Zitat von Secure-SIP-Server <info@xxxxxxxxxxxxxxxxxxxxx>:
Hi Alex!
I've set up a few basic rules to throttle SMTP traffic from an
individual host should they make more than 10 connections in ten
seconds:
iptables -I INPUT -p tcp --dport 25 -i eth0 -m state --state NEW -m
recent --set
iptables -I INPUT -p tcp --dport 25 -i eth0 -m state --state NEW -m
recent --update --seconds 10 --hitcount 10 -j LOG
iptables -I INPUT -p tcp --dport 25 -i eth0 -m state --state NEW -m
recent --update --seconds 10 --hitcount 10 -j DROP
Is this the correct way to do this?
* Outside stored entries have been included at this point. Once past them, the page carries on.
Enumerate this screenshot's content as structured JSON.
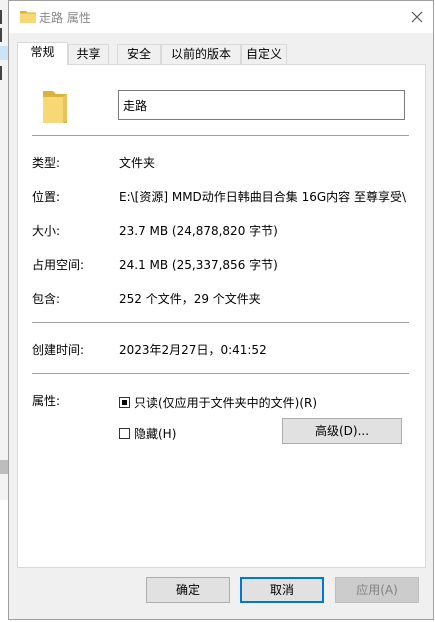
{
  "window": {
    "title": "走路 属性",
    "close_icon": "close-icon"
  },
  "tabs": [
    {
      "label": "常规",
      "active": true
    },
    {
      "label": "共享"
    },
    {
      "label": "安全"
    },
    {
      "label": "以前的版本"
    },
    {
      "label": "自定义"
    }
  ],
  "general": {
    "name_value": "走路",
    "type_label": "类型:",
    "type_value": "文件夹",
    "location_label": "位置:",
    "location_value": "E:\\[资源] MMD动作日韩曲目合集 16G内容 至尊享受\\",
    "size_label": "大小:",
    "size_value": "23.7 MB (24,878,820 字节)",
    "size_on_disk_label": "占用空间:",
    "size_on_disk_value": "24.1 MB (25,337,856 字节)",
    "contains_label": "包含:",
    "contains_value": "252 个文件，29 个文件夹",
    "created_label": "创建时间:",
    "created_value": "2023年2月27日，0:41:52",
    "attributes_label": "属性:",
    "readonly_label": "只读(仅应用于文件夹中的文件)(R)",
    "readonly_state": "indeterminate",
    "hidden_label": "隐藏(H)",
    "hidden_state": "unchecked",
    "advanced_label": "高级(D)..."
  },
  "footer": {
    "ok_label": "确定",
    "cancel_label": "取消",
    "apply_label": "应用(A)"
  },
  "colors": {
    "folder_yellow": "#f8d775",
    "folder_dark": "#dcb23f",
    "focus_blue": "#0078d7"
  }
}
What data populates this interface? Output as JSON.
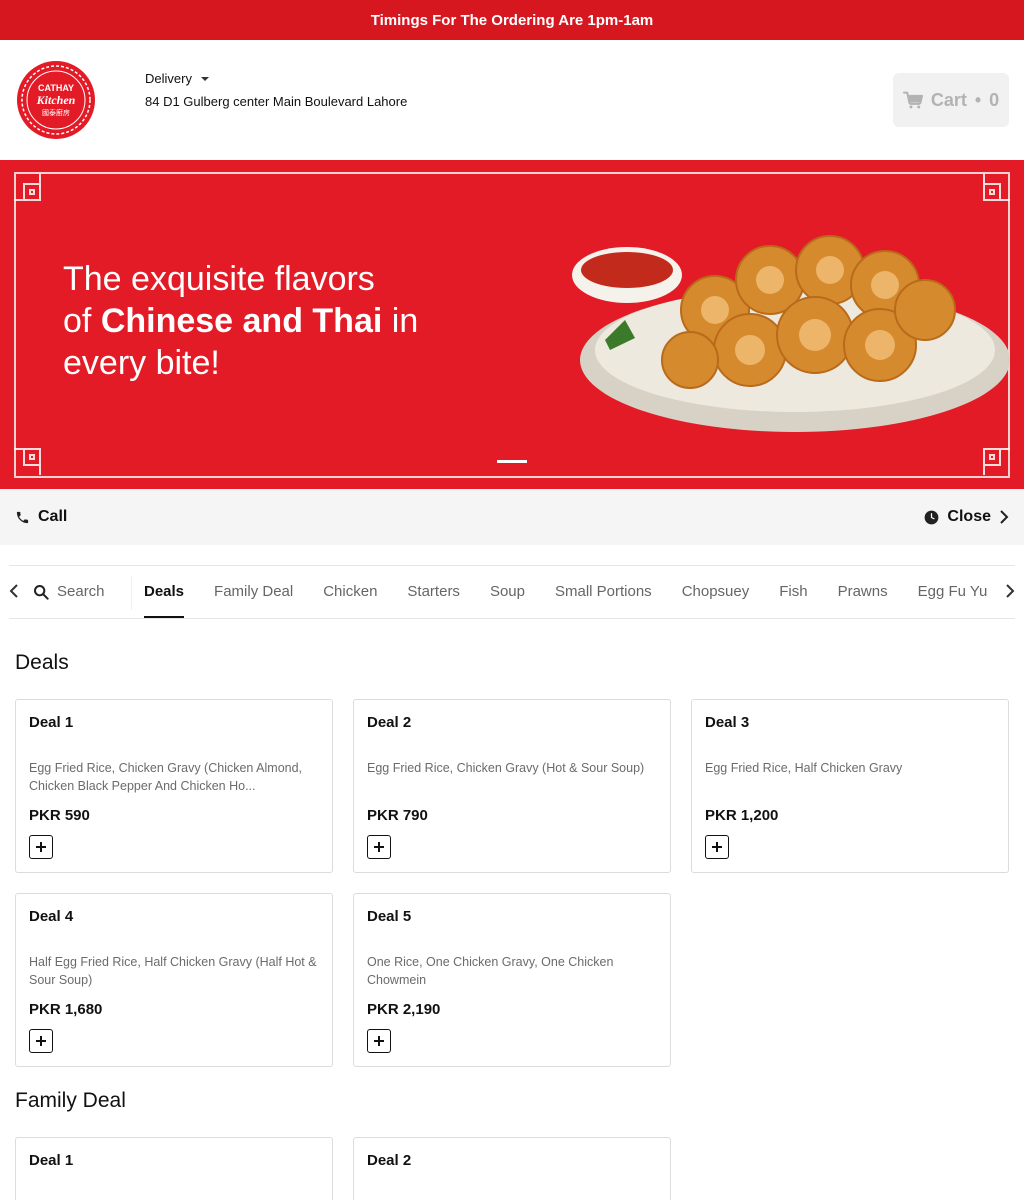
{
  "topbar": {
    "text": "Timings For The Ordering Are 1pm-1am"
  },
  "header": {
    "logo": {
      "line1": "CATHAY",
      "line2": "Kitchen",
      "line3": "國泰廚房"
    },
    "delivery_label": "Delivery",
    "address": "84 D1 Gulberg center Main Boulevard Lahore",
    "cart": {
      "label": "Cart",
      "separator": "•",
      "count": "0"
    }
  },
  "banner": {
    "line1": "The exquisite flavors",
    "line2_pre": "of ",
    "line2_bold": "Chinese and Thai",
    "line2_post": " in",
    "line3": "every bite!"
  },
  "info": {
    "call_label": "Call",
    "status_label": "Close"
  },
  "nav": {
    "search_label": "Search",
    "categories": [
      "Deals",
      "Family Deal",
      "Chicken",
      "Starters",
      "Soup",
      "Small Portions",
      "Chopsuey",
      "Fish",
      "Prawns",
      "Egg Fu Yu"
    ]
  },
  "sections": [
    {
      "title": "Deals",
      "items": [
        {
          "title": "Deal 1",
          "desc": "Egg Fried Rice, Chicken Gravy (Chicken Almond, Chicken Black Pepper And Chicken Ho...",
          "price": "PKR 590"
        },
        {
          "title": "Deal 2",
          "desc": "Egg Fried Rice, Chicken Gravy (Hot & Sour Soup)",
          "price": "PKR 790"
        },
        {
          "title": "Deal 3",
          "desc": "Egg Fried Rice, Half Chicken Gravy",
          "price": "PKR 1,200"
        },
        {
          "title": "Deal 4",
          "desc": "Half Egg Fried Rice, Half Chicken Gravy (Half Hot & Sour Soup)",
          "price": "PKR 1,680"
        },
        {
          "title": "Deal 5",
          "desc": "One Rice, One Chicken Gravy, One Chicken Chowmein",
          "price": "PKR 2,190"
        }
      ]
    },
    {
      "title": "Family Deal",
      "items": [
        {
          "title": "Deal 1"
        },
        {
          "title": "Deal 2"
        }
      ]
    }
  ],
  "colors": {
    "brand_red": "#d7171f"
  }
}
I notice the seconds value can't
be any greater than 20. What is the reason for this? I'd like to do
something like permit up to 100 messages/connections over any
60-second period. Is this possible?
You can't at TCP/IP level. Modern Mailserver are able to push a lot of
messages in *one* TCP/IP session (ESMTP). You can handle the max.
number of new connections/time (recent) and the max. number of
parallel connections at a given time (connlimit), but not the number
of messages with iptables or any other TCP/IP based filter.